Состав «Временного правительства» определился отнюдь не внутреннею потребностью создания, на смену поверженного трона, морально-сильного, приемлемого для всей страны правительства, а случайным подбором эгоистически настроенных политиканов, причем в него попали какими-то неисповедимыми судьбами и такие ненадежные элементы, как бывший театральный чиновник, миллионер Терещенко (любопытно было бы знать его заслуги в кулисах революции!) и смелый, но не крепкий в седле, политический наездник и бретер А. И. Гучков, только что использовавший удобный случай свести свои личные счеты с нетерпевшим его духа царем, и поучительный на профессорской кафедре и думской трибуне, но в высокой степени бестактный и близорукий кадетский лидер Милюков.
В составе нового правительства только две личности по своему моральному цензу были без упрека – князь Львов и Шингарев. Но оба они годились бы в министры только в условиях, чуждых тревожной, переходной стадии нашей государственности. Поглощение всех «завоеваний революции» большевизмом не могло быть неожиданностью для наблюдательного свидетеля всего того, что вслед за царским отречением имело место в тот восьмимесячный период, который будет занесен на скрижали истории неразрывно с именем Керенского.
Энергии пресловутой Государственной думы хватило весьма ненадолго. Ровно настолько, чтобы, свалив весь груз государственной власти на Временное правительство, тотчас же опочить на лаврах.
И даже не опочить, а просто распылиться, стать ничем. Внешне представительный и с зычным голосом, председатель Думы Родзянко не только не сумел использовать упавшей на него с неба популярности, но просто струсил, поспешив тотчас же нырнуть в сторону от естественно образовавшегося революционного водоворота.

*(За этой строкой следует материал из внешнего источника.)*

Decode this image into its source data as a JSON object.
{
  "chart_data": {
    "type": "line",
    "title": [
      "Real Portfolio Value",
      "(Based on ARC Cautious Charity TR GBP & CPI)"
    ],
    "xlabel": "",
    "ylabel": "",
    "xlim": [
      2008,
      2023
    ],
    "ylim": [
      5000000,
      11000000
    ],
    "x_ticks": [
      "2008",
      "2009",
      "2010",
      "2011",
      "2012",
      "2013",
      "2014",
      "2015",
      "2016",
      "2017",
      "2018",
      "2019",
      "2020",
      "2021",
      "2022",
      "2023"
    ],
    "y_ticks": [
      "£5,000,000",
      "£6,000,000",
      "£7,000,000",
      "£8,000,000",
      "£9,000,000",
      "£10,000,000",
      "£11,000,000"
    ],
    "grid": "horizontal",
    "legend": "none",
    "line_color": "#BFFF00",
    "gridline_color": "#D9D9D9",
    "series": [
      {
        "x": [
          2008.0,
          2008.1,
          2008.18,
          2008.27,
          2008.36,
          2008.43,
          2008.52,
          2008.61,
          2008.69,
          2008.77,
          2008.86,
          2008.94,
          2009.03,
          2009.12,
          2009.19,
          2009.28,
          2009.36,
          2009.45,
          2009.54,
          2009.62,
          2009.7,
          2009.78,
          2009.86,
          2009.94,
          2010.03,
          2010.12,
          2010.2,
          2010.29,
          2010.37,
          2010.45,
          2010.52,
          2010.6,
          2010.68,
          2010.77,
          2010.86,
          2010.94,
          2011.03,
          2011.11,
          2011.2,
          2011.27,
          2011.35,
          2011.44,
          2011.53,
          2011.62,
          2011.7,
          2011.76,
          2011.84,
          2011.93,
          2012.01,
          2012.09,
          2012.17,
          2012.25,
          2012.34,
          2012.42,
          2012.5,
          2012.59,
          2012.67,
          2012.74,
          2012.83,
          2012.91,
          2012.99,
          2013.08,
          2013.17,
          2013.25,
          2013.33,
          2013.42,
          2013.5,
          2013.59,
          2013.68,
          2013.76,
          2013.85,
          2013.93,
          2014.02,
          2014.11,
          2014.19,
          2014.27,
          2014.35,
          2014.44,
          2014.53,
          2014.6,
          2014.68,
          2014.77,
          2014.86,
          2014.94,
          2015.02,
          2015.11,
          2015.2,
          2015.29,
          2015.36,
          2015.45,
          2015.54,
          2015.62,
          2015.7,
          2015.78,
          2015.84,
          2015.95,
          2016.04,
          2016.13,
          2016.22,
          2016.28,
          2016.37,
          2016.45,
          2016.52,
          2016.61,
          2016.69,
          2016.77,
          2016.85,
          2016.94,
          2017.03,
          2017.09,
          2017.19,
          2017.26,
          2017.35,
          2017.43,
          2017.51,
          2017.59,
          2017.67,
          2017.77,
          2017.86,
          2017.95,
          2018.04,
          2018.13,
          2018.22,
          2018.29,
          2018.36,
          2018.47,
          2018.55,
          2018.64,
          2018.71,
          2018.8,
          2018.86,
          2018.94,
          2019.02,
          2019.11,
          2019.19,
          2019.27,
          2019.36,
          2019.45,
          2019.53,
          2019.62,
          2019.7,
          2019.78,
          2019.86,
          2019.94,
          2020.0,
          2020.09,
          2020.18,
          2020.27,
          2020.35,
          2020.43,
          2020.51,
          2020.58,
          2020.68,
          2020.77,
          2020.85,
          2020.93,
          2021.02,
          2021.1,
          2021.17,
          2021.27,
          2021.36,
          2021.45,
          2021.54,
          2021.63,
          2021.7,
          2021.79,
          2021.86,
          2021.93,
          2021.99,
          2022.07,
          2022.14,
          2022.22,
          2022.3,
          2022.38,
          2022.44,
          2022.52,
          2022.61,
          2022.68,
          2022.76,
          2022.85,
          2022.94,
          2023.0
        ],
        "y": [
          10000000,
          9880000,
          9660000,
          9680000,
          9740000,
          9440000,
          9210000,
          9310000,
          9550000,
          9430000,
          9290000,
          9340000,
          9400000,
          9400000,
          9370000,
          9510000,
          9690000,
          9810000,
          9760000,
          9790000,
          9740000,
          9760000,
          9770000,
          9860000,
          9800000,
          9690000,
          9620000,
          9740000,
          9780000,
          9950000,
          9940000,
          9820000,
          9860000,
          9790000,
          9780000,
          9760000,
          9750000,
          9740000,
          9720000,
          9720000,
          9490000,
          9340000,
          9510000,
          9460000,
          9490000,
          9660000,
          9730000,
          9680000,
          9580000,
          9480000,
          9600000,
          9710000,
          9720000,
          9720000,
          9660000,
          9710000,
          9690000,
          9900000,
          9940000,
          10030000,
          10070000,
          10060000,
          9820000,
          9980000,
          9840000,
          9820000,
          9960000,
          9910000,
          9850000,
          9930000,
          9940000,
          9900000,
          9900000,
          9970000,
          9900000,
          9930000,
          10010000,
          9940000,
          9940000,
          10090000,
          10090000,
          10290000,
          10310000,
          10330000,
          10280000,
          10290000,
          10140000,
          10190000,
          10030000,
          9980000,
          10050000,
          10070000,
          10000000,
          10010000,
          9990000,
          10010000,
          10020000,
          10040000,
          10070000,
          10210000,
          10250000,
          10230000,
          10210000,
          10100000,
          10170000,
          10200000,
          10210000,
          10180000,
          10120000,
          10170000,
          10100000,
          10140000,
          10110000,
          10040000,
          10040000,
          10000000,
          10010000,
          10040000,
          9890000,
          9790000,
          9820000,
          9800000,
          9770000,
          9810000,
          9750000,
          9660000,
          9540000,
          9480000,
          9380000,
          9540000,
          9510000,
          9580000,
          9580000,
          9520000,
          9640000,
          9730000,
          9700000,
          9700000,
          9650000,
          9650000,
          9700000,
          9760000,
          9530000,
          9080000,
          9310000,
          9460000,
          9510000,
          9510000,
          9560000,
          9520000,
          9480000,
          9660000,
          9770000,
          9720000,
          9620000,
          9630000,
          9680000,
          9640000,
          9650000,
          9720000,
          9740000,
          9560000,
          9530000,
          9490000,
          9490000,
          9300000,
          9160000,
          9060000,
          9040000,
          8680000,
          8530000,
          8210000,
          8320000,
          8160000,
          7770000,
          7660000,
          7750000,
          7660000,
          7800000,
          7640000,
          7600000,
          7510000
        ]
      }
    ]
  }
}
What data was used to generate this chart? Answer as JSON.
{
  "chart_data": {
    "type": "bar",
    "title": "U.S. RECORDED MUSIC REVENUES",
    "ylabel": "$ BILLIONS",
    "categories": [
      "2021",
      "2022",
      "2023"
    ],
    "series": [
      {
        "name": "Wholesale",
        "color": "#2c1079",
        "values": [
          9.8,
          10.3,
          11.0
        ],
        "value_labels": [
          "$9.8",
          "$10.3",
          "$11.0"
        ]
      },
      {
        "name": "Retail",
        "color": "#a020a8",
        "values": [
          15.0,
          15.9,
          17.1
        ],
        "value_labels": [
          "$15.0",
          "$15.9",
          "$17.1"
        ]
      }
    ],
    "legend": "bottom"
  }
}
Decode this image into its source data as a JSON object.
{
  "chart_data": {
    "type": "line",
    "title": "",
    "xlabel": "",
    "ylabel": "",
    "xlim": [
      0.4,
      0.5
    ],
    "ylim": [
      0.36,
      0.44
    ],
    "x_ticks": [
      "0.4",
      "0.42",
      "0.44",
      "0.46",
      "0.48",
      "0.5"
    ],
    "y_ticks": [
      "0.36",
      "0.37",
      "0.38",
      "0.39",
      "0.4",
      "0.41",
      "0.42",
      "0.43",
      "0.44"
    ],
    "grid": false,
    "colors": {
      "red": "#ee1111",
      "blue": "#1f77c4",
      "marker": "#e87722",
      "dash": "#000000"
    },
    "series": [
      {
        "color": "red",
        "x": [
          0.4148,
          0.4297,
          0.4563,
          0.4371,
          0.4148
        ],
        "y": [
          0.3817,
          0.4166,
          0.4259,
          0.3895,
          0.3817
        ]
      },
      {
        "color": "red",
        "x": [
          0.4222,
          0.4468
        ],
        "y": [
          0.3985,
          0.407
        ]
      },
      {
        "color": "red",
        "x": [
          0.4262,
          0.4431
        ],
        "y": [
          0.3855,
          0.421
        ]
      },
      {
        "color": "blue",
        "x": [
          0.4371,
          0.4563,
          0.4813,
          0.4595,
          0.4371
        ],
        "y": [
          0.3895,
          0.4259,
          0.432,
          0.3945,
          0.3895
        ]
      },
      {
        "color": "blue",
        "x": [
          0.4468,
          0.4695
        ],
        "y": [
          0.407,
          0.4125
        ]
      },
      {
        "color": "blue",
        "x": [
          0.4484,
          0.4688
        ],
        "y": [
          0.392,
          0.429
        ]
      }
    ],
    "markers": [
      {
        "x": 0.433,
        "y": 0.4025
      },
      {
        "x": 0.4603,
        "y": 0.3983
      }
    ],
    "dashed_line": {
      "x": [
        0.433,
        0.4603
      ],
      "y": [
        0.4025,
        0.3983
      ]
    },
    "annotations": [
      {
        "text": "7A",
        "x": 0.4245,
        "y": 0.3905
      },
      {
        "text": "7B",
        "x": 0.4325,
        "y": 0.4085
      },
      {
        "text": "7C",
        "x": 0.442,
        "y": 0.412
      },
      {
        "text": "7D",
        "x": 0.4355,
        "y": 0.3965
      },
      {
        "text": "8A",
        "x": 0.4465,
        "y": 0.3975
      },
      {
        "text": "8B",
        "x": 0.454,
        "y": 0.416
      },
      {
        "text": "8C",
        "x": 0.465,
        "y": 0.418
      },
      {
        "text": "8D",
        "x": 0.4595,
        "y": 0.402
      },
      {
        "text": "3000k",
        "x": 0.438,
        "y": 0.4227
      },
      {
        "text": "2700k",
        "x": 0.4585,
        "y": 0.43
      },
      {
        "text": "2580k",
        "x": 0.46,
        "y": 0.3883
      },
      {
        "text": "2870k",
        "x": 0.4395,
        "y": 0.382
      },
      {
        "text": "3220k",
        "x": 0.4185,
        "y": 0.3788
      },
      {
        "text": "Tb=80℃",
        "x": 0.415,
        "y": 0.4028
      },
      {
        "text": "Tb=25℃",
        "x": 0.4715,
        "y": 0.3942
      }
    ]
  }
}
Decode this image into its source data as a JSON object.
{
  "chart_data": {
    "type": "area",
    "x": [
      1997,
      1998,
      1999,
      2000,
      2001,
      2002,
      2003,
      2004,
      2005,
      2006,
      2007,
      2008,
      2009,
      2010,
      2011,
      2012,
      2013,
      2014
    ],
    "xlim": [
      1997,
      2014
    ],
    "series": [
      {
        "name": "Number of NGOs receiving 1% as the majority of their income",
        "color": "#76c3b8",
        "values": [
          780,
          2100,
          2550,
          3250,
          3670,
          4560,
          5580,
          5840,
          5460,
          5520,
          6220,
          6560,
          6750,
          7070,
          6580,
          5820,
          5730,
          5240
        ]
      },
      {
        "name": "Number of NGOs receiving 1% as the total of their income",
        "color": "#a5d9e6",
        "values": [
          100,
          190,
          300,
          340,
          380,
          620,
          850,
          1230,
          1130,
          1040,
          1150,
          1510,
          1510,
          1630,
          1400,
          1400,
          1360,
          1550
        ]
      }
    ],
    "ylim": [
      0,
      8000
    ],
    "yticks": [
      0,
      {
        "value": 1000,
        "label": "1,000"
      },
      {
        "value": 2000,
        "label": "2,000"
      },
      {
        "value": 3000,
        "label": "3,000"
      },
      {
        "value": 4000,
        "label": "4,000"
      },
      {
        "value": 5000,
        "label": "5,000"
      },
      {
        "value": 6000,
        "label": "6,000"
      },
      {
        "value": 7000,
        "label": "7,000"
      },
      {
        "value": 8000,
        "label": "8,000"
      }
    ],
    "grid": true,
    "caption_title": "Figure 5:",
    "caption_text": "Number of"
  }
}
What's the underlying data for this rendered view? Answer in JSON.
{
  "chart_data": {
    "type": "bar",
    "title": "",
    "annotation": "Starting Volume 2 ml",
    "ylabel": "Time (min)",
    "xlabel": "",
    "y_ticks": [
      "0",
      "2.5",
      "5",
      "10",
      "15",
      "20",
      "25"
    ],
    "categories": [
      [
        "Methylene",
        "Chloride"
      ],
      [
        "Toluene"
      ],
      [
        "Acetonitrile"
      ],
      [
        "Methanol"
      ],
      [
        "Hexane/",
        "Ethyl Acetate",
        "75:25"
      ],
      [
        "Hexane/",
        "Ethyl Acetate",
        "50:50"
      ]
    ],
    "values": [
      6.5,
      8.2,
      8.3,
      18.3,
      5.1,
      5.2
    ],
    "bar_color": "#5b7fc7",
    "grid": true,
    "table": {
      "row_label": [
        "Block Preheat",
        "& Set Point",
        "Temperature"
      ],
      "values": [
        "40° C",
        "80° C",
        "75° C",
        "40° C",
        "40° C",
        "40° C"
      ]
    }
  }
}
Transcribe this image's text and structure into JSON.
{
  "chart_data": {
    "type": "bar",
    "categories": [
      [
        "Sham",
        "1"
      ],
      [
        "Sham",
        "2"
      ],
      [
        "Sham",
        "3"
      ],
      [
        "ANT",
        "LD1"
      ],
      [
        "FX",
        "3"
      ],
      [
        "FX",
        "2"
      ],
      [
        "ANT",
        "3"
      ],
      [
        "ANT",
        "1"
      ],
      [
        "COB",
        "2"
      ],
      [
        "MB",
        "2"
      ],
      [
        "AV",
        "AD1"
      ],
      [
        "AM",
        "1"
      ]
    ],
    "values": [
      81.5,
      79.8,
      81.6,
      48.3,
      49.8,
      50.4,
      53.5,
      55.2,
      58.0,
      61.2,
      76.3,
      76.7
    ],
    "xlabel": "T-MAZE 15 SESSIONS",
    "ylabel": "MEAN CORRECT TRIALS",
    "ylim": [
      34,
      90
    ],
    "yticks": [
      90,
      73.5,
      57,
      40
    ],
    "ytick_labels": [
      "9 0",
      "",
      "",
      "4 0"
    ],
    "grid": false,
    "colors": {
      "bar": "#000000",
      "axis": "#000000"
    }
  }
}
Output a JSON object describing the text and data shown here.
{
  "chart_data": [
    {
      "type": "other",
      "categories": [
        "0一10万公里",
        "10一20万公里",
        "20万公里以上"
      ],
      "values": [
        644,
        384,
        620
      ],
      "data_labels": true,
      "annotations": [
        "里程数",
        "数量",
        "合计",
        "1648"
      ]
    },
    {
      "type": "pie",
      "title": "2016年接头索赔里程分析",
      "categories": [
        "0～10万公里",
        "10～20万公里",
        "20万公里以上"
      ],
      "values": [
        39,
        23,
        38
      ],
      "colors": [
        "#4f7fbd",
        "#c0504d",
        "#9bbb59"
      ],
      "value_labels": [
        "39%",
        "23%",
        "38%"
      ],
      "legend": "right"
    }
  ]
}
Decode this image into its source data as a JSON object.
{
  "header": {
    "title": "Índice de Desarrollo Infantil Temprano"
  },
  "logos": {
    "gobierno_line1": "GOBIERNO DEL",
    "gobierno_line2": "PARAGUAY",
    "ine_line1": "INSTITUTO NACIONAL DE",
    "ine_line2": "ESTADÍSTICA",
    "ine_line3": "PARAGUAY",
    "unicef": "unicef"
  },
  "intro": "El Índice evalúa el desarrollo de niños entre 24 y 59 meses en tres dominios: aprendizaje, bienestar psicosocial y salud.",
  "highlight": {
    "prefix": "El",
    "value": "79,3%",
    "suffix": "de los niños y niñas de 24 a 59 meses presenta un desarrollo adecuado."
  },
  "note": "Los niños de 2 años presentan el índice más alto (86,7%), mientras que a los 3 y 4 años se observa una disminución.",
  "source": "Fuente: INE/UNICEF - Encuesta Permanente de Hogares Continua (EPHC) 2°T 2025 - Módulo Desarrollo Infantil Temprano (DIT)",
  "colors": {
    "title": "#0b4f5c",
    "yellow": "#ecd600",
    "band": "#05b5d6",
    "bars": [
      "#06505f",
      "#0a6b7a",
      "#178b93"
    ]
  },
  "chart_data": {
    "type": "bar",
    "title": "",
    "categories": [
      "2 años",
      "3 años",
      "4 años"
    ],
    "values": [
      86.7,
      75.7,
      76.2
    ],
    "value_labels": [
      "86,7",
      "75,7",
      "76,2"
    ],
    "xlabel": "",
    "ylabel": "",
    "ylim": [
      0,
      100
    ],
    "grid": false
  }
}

Теперь, лишь «почетно» председательствуя на благотворительных концертах-митингах, он не прочь был объявить каждому, кто хотел его слушать, что он уже «не у дел» и не ответствен за имеющиеся разыграться последствия.
Как Пилат, он уже умывал руки.
Утверждали, что в свое время он «с полною откровенностью» предупреждал государя относительно неотложности изменения государственного курса.
Но если и в Царском Селе его откровенность имела доминирующей нотой своей лишь ноту, свойственную чистоплотно упитанным Понтиям Пилатам, спешащим умыть свои холеные руки при первых признаках осложнений, требующих напряженной высоты духовного подъема, я не удивляюсь, что слова его не дошли ни до разума, ни до сердца недоверчивого и подозрительного от природы Николая II.
А ведь именно таким Понтием Пилатом проявил себя Родзянко и в самый острый ответственный момент, когда все взоры были еще устремлены на него.
Керенским состав Временного правительства, как непроницаемым щитом, думал отгородиться от натиска более настойчивых вожделений честолюбивых «углубителей революции».
Не тут-то было! Щит оказался только жалкой ширмой, поверх которой Ленин уже лукаво подмигивал, строя свои хитрые гримасы.
Ему, как гораздо более умному и талантливому, не стоило большого труда посчитаться с Керенским. Но пока он был ему еще нужен.
Кто же, как не Керенский, мог бы лучше сослужить ему службу?..
Когда генерал Корнилов, а после него генерал Половцев проявили попытки привести бродячую петроградскую армию в некоторый порядок, Керенский, внушаемый «углубителями», систематически ставил им препоны, не давая использовать на первых же порах их несомненную популярность даже среди уже развращенной, разнузданной армии.
Угнетал страх контрреволюции.
Но после поголовной измены царю опасения эти надолго могли быть забыты. Все прежние царевы слуги были до жалости ничтожны и бессильны. Они помышляли теперь только о собственном своем спасении.
Наряду с этим наполовину уже «распропагандированную» армию поощряли встречать с помпой, с музыкой и с криками «ура» не только освобождаемых из тюрем и каторги бывших террористов, но и самого Ленина с его свитой, прибывшего через Берлин в запломбированном вагоне. Не мудрено, что авторитет Ленина, Троцкого и К°, хлынувших волною на Петроград, был заранее обеспечен. Расплодившиеся в то же время и совершенно обнаглевшие вражеские агенты также не дремали. Они почти открыто гнули свою линию.
Не говоря уже о совершенно открыто функционировавшей кафедре «дворца» балерины Кшесинской, на всех перекрестках столицы группы праздно шатающихся солдат и рабочих днем и ночью просвещались в духе большевизма и анархии.